Человек промолчал, тогда брат Иаков перекрестился и сделал жест палачу, который сделал пол-оборота шестерни с рукоятями, поставив её на следующий упор, что вызвало новое натяжение верёвок и человек на дыбе снова закричал.
— Мы готовы облегчить тебе боль Иохим, — мирный голос брата Иакова проникал в мозг, на фоне ужасных криков пытаемого, — просто сознайся.
— Я ничего не знаю, меня оговорили! — закричал иудей, когда палач остановил повороты рычагов.
— Два свидетеля христианина свидетельствуют против тебя, — спокойно, словно на обычном допросе сообщил ему брат Стефан, — мы склонны верить братьям по вере, а не тебе.
— Я ничего не знаю! — закричал тот, на что отец Иаков снова сделал жест палачу.
Видя спокойные, даже умиротворённые лица инквизиторов, которые просто делали свою работу, мне впервые стало страшно. Они не видели перед собой человека, лишь грешника, который должен был признаться и имея на руках свидетельские показания, без малейших колебаний прибегнули к пыткам. Я только сейчас понял, что если бы такие показания имелись бы у них и против Франческо Морозини, который строил из себя знатока словесности, то он уже бы сегодня ровно также бы извивался на дыбе, как сейчас и этот человек.

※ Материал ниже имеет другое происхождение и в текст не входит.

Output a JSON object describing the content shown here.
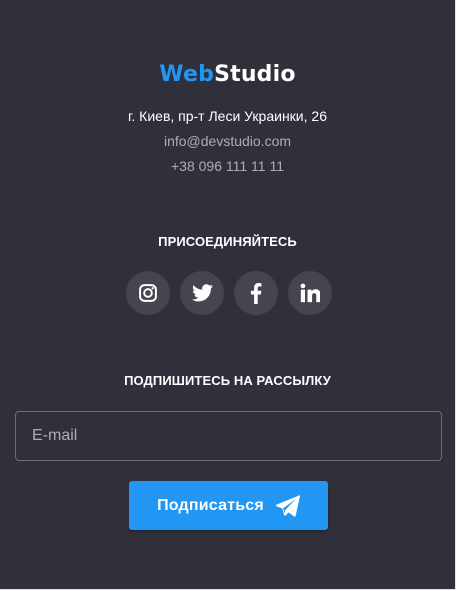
{
  "logo": {
    "accent": "Web",
    "rest": "Studio"
  },
  "contacts": {
    "address": "г. Киев, пр-т Леси Украинки, 26",
    "email": "info@devstudio.com",
    "phone": "+38 096 111 11 11"
  },
  "social": {
    "title": "ПРИСОЕДИНЯЙТЕСЬ",
    "items": [
      {
        "icon": "instagram-icon"
      },
      {
        "icon": "twitter-icon"
      },
      {
        "icon": "facebook-icon"
      },
      {
        "icon": "linkedin-icon"
      }
    ]
  },
  "subscribe": {
    "title": "ПОДПИШИТЕСЬ НА РАССЫЛКУ",
    "input_placeholder": "E-mail",
    "button_label": "Подписаться",
    "button_icon": "send-icon"
  },
  "colors": {
    "background": "#2f303a",
    "accent": "#2196f3",
    "text": "#ffffff"
  }
}
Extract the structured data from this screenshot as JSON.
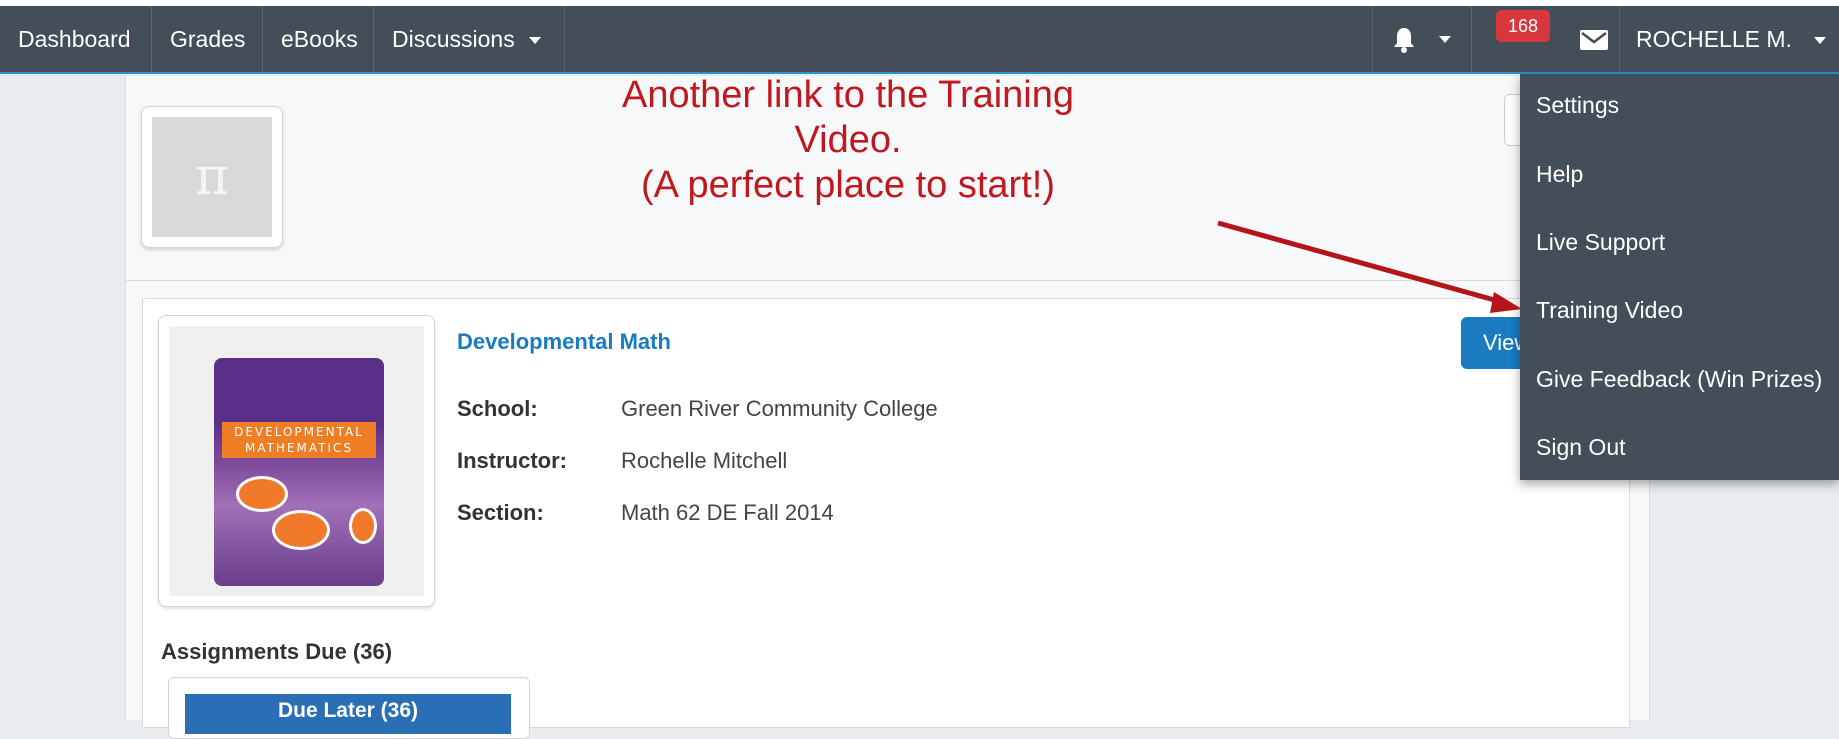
{
  "navbar": {
    "items": [
      {
        "label": "Dashboard"
      },
      {
        "label": "Grades"
      },
      {
        "label": "eBooks"
      },
      {
        "label": "Discussions"
      }
    ],
    "notification_count": "168",
    "user_name": "ROCHELLE M."
  },
  "header": {
    "icon_glyph": "π",
    "annotation_line1": "Another link to the Training Video.",
    "annotation_line2": "(A perfect place to start!)"
  },
  "course": {
    "title": "Developmental Math",
    "view_button": "View",
    "book_cover_title": "DEVELOPMENTAL MATHEMATICS",
    "fields": [
      {
        "label": "School:",
        "value": "Green River Community College"
      },
      {
        "label": "Instructor:",
        "value": "Rochelle Mitchell"
      },
      {
        "label": "Section:",
        "value": "Math 62 DE Fall 2014"
      }
    ]
  },
  "assignments": {
    "heading": "Assignments Due (36)",
    "due_later": "Due Later (36)"
  },
  "user_menu": {
    "items": [
      {
        "label": "Settings"
      },
      {
        "label": "Help"
      },
      {
        "label": "Live Support"
      },
      {
        "label": "Training Video"
      },
      {
        "label": "Give Feedback (Win Prizes)"
      },
      {
        "label": "Sign Out"
      }
    ]
  },
  "colors": {
    "navbar_bg": "#434e58",
    "accent_blue": "#1a7bc1",
    "badge_red": "#d9363e",
    "annotation_red": "#c0181f"
  },
  "icons": [
    "bell-icon",
    "caret-down-icon",
    "mail-icon",
    "pi-icon"
  ]
}
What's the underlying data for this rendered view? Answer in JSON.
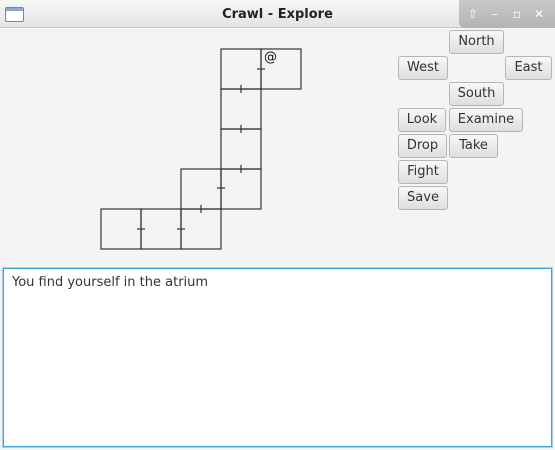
{
  "window": {
    "title": "Crawl - Explore",
    "icons": [
      "app-window-icon",
      "restore-icon",
      "minimize-icon",
      "maximize-icon",
      "close-icon"
    ]
  },
  "map": {
    "player_glyph": "@"
  },
  "controls": {
    "north": "North",
    "west": "West",
    "east": "East",
    "south": "South",
    "look": "Look",
    "examine": "Examine",
    "drop": "Drop",
    "take": "Take",
    "fight": "Fight",
    "save": "Save"
  },
  "log": {
    "text": "You find yourself in the atrium"
  }
}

Мороз пробежался по моей коже, и я не смог больше смотреть на этот контраст: добрые, заботливые лица монахов и испытывающего смертельные муки пытаемого человека.
— Идём Бернард, — повернул я голову к спокойному швейцарцу, — здесь разберутся и без нас.
Мы пошли наверх, а наёмник спросил.
— Вам не страшно синьор Иньиго? Всё же несмотря ни на что, вы ещё слишком мал, чтобы видеть подобное. Многие взрослые не выдерживают вида пыток.
— Отвечу тебе честно Бернард, — вздохнул я, — я только что начал бояться инквизиторов. Поскольку они с одним и тем же выражением на лице и с одной же интонацией в голосе спросят у тебя как дела, или отдадут приказ палачу пытать тебя.
Огромный мужчина удивлённо посмотрел на меня.
— Как обычно синьор Иньиго, — с тяжёлым вздохом признался он, — вы смотрите куда дальше остальных.
Мы отправились с ним в столовую, перехватить чего-то поесть, но вскоре прибежали за нами, не дав доесть взятое.
— Иудей признался! Девушка сейчас в одном доме, нужно её забрать и передать отцу, задержав сына нехристя! — прибежал один из писцов, участвующих при пытках и выложив мне новости со скоростью звука.
— Вот и поели, — вздохнул я и Бернард рядом поднимаясь со скамьи, также тяжко вздохнул, беря меня на руки.
Имея описание дома и квартал, найти его не составило труда. Внутри была лавка ювелира, который побледнел при нашем приходе.
— Его арестовать, как и всех в здании, — распорядился я, отдавая приказ присутствующему рядом со мной префекту района с городской стражей.
— Но синьор! Моя жена! Дочери! — ахнул он.
— У тебя укрывается девушка-христианка? — поинтересовался я.
Он опустил голову и промолчал.
— Тогда всех в тюрьму, — распорядился я, — пусть тюремщики сполна насладятся свежими постояльцами.
— Нет синьор! — седой мужчина бросился в ноги к Бернарду, у которого я был на спине, — заклинаю вас господом!
— Своим господом можешь заклинать своих раввинов, — префект стоящий рядом со мной пнул его и тот от боли сжался в комок.
— В лавке ничего не трогать! — предупредил я солдат, глаза которых загорелись при виде некоторых пеналов, которые лежали у ювелира на столе.
— Синьор! — еврей зарыдав, на четвереньках засеменил ко мне, — можно нам поговорить с вами наедине?
Предполагая то, о чём он хочет говорить, я кивнул Бернарду и тот отошёл от остальных, чтобы нас никто не слышал.
— Прошу вас, я отдам всё что у меня есть, — он обратился ко мне с мольбой, — только не трогайте меня и мою семью. Сын Иохима и эта девка у меня, в подвале. Будь проклят тот день, когда я решил ему помочь.
— В какую сумму ты оцениваешь своё состояние? — поинтересовался я у него.
— Не больше ста флоринов синьор! Я очень беден!
Я повернулся к префекту.
— Сеньор Амандо пошлите пожалуйста своих солдат, порасспрашивать соседей этого иудея, как богато он живёт, что покупает, какие люди к нему ходят.
Тот с широкой улыбкой на лице отдал приказ.
— Конечно синьор Иньиго.
Иудей не стал дожидаться результатов, а взмолился.
— Две тысячи синьор! Это всё, что я смогу собрать, если продам всё имущество и драгоценности.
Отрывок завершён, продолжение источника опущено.